Planet-Spotting Algorithms Help Detect Cancer
Network World (02/22/13) Michael Cooney

Computer algorithms that enable astronomers to find planets and galaxies can be used in a system that allows medical workers to spot breast cancer cells. The Cancer Research U.K. Cambridge Institute and the Department of Oncology and the Institute of Astronomy at the University of Cambridge have collaborated to accelerate breast cancer diagnosis. Researchers have automated the process of peering through microscopes to detect subtle differences in the staining of tumor samples, which is similar to the process of using a telescope to search for distinct objects in the night sky. The team tested the algorithms by using them to assess levels of known biomarkers for aggressive cancer in samples from more than 2,000 breast cancer patients. "Researchers then compared the accuracy of manually scoring these results, by observing the staining of the tumor samples down the microscope, versus relying on a computer to do this automatically," the researchers say. "This showed that the new automated system was at least as accurate as the manual one, while at the same time being many times faster."

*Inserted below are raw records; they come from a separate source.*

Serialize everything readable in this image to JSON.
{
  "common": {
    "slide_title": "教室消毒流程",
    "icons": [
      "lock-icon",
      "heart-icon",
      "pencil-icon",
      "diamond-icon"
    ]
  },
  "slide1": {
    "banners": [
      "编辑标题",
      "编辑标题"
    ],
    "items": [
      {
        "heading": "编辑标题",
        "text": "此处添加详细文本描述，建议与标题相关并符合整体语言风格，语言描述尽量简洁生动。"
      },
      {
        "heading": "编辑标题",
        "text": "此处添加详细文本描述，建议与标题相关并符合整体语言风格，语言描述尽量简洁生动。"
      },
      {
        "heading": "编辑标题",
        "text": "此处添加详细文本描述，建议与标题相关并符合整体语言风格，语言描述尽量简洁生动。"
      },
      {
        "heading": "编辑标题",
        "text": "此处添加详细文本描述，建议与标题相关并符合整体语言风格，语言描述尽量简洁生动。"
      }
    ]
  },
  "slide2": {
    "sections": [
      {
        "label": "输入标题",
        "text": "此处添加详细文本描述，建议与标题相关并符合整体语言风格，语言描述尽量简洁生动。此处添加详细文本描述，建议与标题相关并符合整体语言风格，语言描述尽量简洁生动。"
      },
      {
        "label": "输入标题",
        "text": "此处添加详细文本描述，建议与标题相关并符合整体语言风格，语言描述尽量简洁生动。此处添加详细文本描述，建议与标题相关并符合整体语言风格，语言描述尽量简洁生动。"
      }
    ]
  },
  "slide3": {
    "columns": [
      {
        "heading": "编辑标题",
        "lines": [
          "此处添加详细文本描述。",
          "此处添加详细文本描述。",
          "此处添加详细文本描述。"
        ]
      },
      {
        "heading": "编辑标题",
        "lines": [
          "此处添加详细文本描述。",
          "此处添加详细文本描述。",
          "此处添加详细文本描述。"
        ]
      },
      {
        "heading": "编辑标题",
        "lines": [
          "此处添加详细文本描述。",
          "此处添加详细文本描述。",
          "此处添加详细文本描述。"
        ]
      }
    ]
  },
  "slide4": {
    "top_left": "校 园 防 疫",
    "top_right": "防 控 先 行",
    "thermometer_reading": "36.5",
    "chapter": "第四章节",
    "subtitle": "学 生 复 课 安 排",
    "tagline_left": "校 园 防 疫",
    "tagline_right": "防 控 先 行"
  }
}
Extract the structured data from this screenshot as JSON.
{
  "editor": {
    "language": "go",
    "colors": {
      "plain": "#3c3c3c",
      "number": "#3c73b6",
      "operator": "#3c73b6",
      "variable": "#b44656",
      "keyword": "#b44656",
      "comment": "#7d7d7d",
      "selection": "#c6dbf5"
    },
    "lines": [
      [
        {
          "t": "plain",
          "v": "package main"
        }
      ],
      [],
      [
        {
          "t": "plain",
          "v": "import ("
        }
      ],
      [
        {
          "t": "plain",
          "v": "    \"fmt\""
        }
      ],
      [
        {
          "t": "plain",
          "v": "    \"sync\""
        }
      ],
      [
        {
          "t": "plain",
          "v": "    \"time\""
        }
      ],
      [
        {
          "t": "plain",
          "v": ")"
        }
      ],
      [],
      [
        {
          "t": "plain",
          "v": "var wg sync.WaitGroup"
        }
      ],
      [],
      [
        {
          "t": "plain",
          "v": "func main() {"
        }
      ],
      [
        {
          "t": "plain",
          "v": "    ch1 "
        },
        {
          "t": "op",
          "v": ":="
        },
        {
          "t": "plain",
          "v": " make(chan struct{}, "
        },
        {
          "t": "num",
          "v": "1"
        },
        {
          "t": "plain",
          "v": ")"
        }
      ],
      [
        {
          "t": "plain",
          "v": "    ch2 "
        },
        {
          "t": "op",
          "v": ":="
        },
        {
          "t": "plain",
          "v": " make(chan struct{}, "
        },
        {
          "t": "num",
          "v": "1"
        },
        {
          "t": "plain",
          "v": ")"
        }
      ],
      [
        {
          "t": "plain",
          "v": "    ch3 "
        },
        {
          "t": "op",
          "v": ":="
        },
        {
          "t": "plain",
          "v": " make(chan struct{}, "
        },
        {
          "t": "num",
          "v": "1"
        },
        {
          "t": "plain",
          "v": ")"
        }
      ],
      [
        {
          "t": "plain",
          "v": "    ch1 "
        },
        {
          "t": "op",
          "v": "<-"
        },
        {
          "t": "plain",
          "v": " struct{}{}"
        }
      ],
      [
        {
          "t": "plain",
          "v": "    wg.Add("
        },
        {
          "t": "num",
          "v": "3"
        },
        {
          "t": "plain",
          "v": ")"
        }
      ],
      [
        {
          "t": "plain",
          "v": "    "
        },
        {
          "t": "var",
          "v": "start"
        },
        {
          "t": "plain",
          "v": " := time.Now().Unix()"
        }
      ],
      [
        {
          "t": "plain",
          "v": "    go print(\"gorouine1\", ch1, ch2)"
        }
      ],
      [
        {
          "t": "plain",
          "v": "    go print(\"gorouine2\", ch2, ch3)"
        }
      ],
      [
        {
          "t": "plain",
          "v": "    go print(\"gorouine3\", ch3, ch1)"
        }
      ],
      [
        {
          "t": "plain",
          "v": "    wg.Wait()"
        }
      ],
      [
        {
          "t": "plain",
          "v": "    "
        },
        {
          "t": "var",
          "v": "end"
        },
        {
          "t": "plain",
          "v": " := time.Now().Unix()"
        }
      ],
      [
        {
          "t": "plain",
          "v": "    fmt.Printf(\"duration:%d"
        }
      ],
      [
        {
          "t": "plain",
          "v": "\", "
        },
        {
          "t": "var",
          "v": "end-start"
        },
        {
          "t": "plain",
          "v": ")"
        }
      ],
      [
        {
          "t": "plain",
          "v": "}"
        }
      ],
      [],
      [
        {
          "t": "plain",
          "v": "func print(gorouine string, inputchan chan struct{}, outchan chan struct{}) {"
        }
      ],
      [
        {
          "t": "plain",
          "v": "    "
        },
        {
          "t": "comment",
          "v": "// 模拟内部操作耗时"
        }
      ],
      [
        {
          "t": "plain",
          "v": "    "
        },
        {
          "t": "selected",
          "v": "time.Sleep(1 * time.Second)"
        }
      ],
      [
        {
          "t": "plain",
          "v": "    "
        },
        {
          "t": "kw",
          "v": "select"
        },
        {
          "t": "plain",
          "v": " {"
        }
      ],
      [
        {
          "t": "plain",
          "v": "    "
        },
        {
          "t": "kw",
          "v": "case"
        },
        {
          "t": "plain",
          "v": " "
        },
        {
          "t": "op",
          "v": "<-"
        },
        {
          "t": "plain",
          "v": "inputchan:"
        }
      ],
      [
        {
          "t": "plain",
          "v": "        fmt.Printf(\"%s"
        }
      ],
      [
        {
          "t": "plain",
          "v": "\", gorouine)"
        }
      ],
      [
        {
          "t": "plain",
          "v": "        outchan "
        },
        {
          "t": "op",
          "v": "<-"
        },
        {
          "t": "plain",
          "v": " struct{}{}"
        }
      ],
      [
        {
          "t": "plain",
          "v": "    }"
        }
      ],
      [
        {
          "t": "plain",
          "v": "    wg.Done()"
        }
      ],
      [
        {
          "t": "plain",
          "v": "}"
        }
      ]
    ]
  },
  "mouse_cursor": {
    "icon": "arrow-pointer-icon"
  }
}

With Robots, Humans Face ‘New Society’
KTH Royal Institute of Technology (02/22/13) David Callahan

The European Union recently approved funding for the Human Brain Project, which KTH Royal Institute of Technology professor Danica Kragic says brings humanity one step closer to the prospect of living among humanoid robots. The Human Brain Project will involve 87 universities in a simulation of the cells, chemistry, and connectivity of the brain in a supercomputer, in order to understand the brain’s architecture, organization, functions, and development. However, before robots can offer some value to households, researchers and developers must overcome some significant technological challenges, Kragic notes. She says robots present some new problems for humans, such as identifying the social norms for interacting with robots. "It’s difficult to say what’s right and wrong until you are actually in the situation where you need to question yourself and your own feelings about a certain machine--and the big question is how your feelings are conditioned by the fact that you know it’s a machine, or don’t know whether it’s a machine," Kragic says. She predicts that one of the most popular consumer applications of robots will be as housekeepers, and they also could assume repetitive tasks such as operating buses or working in restaurants.